You can also calculate it directly in JavaScript:

parseInt('84', 16) + 128 * (parseInt('02', 16) - 1) = 260

Note: the value of B is probably only valid in a small range. Otherwise it would be hard to separate the length field cleanly from the string data. If anyone understands the C++ implementation and wants to explain it at the source-code level, that would be even better.

column.mrk

.mrk is a two-column, multi-row file. The number of rows matches primary.idx, and the rows correspond one-to-one in order.

For example, id.mrk has three rows, which means there are three granules. The first column is 0 for every row, which means they all belong to the same compressed block. The second column is 0, 4, and 8, which lines up exactly with the decompressed lengths of the id column.

Binary analysis of column.mrk for id

trans_id.mrk stores a variable-length field, so the second column becomes 0, 17, and 281.

Binary analysis of column.mrk for trans_id

column.bin

The .bin file is where the final column data is stored. Since it is compressed, opening it directly only gives you a rough glimpse of the contents.
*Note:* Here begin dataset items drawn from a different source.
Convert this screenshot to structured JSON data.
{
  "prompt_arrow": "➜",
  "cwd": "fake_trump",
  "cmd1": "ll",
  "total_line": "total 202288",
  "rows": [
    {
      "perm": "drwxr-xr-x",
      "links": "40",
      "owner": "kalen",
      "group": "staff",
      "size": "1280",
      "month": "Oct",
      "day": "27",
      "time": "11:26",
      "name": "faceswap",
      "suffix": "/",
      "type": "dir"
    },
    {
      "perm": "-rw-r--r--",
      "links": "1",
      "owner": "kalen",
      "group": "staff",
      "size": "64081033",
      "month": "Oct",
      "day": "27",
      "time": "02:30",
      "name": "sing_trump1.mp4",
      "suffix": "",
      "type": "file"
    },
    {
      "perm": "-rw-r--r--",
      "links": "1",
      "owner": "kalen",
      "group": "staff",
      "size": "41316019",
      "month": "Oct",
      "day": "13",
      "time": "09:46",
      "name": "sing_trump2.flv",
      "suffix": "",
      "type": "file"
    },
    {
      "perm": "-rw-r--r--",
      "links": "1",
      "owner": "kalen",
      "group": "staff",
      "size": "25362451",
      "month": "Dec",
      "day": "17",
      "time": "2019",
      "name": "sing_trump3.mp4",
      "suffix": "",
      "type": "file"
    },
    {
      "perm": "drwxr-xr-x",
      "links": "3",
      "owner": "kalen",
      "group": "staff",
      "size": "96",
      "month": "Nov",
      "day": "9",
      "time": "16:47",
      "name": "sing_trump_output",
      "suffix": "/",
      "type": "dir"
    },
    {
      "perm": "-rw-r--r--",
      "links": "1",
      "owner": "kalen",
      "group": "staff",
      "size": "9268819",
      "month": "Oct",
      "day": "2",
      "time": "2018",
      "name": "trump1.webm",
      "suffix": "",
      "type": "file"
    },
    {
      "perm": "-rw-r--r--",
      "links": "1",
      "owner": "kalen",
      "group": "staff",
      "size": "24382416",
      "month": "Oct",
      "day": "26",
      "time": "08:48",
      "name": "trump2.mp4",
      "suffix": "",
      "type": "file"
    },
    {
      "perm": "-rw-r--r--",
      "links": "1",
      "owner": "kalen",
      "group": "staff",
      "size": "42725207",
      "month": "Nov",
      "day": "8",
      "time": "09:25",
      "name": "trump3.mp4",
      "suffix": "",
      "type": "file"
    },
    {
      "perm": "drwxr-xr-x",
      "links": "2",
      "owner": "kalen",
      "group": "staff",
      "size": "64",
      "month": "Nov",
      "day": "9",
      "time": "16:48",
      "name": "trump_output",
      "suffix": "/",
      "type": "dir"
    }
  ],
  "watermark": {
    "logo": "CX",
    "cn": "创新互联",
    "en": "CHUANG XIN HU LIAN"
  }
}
Each compressed block consists of a header plus the compressed payload. The header contains information such as the compression method and the sizes before and after compression.

Binary analysis of column.bin

Vectorized Engine

ClickHouse makes very good use of the CPU’s SIMD instruction set: Single Instruction Multiple Data.

SIMD (Single Instruction, Multiple Data) is a way of processing multiple pieces of data with a single instruction. By increasing register width, execution-unit width, and the number of compute lanes, each instruction can process more values in parallel. A normal instruction may handle only a couple of values per cycle, while a SIMD instruction can handle dozens.

Multithreading

ClickHouse uses all available resources on the server to process large queries in the most natural parallel way it can.

Because the data is already divided by partition, by column, and by granule, it is straightforward to parallelize reads. A single query can therefore consume a large amount of CPU. The tradeoff is that QPS is usually not very high.

Distributed Storage and Replication

ClickHouse can coordinate data through ZooKeeper and store data across multiple machines.